AI collapses that cost. It can synthesise an entire repository faster than any human can read the README, trace the dependencies, and work out what actually needs to change to ship a feature. Rewriting a gnarly module that everyone’s been too scared to touch for three years stops being a quarter-long project and becomes an afternoon. The debt still exists in some accounting sense, but when the interest payment drops to near zero, it’s no longer the thing dictating your roadmap. The scary legacy system loses its teeth.

2. Boilerplate dies, and templates go with it

Be honest: most of us have written code whose entire job was to write other code. The scaffolding generators. The “new project” templates. The config that exists only so the next config can exist. It’s a strange little genre of engineering where one builds the mold so they can pour the same shape a hundred more times.

That whole layer evaporates. You don’t write a template when you can describe the outcome and have the structure generated for you, correctly, every time, adapted to the specifics instead of forced into a generic shell. We won’t maintain boilerplate because there won’t be any to maintain. The repetitive substrate of software – which is the part nobody ever bragged about writing – is exactly the part AI is best at making disappear.

3. Languages stop being a moat

Knowing a language deeply used to be a credential. You were a “Rust person” or a “Go person,” and switching cost you real time and real fluency.

That distinction is fading fast. What still matters – and what will always matter – is the conceptual layer: algorithms, control flow, data structures, knowing why a loop is the wrong tool and a hash map is the right one. That’s the actual engineering. The syntactic specifics of any given language? Increasingly a lookup, not a skill. You can hand AI an unfamiliar codebase and get it explained back in plain English, then have your intent translated into idiomatic code in a language you’ve never formally learned.

Languages don’t vanish, but they stop being walls between you and a problem. They become interchangeable surfaces over the same ideas – and the engineers who understood the ideas all along were never really betting on the syntax anyway.

4. Clever code stops earning applause

This is the one I think we’ll mourn a little, even though we shouldn’t.
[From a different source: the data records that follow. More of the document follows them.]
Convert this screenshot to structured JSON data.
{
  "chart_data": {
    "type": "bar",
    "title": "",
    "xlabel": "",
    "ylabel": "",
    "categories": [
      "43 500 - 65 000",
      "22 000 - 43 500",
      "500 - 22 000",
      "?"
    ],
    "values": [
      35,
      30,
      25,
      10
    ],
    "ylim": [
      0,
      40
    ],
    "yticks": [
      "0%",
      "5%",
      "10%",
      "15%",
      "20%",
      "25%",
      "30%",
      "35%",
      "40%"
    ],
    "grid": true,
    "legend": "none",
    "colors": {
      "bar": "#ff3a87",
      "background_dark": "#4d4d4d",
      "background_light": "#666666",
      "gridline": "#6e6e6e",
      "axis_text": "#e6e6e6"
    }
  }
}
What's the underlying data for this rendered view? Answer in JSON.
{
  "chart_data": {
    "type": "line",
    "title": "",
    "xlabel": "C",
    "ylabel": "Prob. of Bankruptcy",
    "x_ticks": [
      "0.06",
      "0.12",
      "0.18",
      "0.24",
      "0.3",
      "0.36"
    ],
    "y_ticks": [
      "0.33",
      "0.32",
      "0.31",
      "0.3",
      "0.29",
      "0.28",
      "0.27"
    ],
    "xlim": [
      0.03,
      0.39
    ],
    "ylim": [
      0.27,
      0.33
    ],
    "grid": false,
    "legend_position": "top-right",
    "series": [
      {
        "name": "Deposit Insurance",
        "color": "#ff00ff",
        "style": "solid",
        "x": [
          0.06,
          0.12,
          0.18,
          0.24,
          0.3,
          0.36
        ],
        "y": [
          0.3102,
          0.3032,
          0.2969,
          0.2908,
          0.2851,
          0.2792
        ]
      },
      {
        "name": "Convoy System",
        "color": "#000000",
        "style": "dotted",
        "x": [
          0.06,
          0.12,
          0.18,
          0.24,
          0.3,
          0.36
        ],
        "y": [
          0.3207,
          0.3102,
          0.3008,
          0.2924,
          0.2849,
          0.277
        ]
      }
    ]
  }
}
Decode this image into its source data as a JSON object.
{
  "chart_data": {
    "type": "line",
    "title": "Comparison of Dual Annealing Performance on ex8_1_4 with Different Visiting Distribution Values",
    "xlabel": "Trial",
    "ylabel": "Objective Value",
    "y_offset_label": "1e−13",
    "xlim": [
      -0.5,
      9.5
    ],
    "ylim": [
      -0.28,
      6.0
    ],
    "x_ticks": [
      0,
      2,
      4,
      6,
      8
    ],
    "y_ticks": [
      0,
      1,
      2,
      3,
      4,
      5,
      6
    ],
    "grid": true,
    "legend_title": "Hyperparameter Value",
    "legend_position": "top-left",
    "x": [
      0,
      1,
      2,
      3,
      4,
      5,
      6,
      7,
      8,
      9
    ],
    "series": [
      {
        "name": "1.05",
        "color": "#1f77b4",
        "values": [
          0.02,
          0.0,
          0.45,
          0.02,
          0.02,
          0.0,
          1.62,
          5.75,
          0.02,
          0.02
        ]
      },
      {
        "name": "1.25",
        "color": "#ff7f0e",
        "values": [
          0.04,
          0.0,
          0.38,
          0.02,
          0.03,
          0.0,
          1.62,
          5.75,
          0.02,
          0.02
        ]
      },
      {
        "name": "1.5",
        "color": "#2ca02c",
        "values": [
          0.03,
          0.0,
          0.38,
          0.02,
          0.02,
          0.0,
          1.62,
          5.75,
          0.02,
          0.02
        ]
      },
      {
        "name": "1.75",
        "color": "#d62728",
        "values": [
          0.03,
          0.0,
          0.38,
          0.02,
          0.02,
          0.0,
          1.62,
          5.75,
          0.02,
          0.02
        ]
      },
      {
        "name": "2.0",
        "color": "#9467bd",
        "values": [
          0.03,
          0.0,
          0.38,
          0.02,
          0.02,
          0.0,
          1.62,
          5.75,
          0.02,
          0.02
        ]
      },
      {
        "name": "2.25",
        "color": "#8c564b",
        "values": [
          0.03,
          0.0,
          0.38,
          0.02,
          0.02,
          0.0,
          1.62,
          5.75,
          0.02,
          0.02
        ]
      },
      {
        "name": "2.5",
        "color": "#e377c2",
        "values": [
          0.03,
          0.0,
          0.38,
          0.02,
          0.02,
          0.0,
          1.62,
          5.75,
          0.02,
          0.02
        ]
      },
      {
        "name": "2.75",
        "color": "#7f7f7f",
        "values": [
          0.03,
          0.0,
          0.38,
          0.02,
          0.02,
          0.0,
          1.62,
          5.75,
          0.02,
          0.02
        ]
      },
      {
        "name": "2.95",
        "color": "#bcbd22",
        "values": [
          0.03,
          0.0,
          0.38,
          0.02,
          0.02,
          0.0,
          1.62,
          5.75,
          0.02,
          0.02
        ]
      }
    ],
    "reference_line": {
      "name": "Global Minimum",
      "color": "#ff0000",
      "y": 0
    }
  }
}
There’s a holy grail in engineering culture: the syntactically sweet solution. The dense, elegant, almost showing-off bit of code that makes a senior dev lean back and go “…nice.” We’ve revered the artistry of it, the cleverness, the compression, the craft visible in the source itself.

That reverence is on its way out. When AI can produce a working, performant solution on demand, the how of the code – as in how creatively you arranged it, how impressively terse it is – stops being the point. The conversation moves entirely to outcomes. What does this do? Is it correct? Is it fast enough? Nobody’s handing out medals for the cleverness of the implementation anymore.

It’s the same arc as the trades. A brilliant electrician or plumber does work of real skill and beauty – and then it’s sealed behind a wall, never to be admired, judged only by whether the lights come on and the water runs. Software is heading behind the same wall. The craft is still real. It’s just no longer on display.

So, who actually matters?

If standard software development is getting commoditised – and it is – the obvious question is who’s left standing.

The answer is the curious ones.

When the mechanical parts of the job collapse, productivity doesn’t shrink, it explodes. One engineer can now reach across domains, languages, and systems that would have taken a whole team a year. But that leverage only goes to people who can actually wield it: people who can context-shift quickly, who want to understand why something works rather than just that it does, who treat a new domain as a thing to be devoured rather than a thing to be feared.

The engineers who defined themselves by mastery of a language, by their boilerplate, by their clever one-liners – well, they were defined by exactly the things going redundant. The engineers who defined themselves by curiosity were betting on the only thing that survives.

AI isn’t coming for the engineer. It’s coming for the parts of engineering that were never really about thinking. What’s left is the most human part of the whole craft: wanting to know how things work and being delighted to find out.

Stay curious. That was always the job.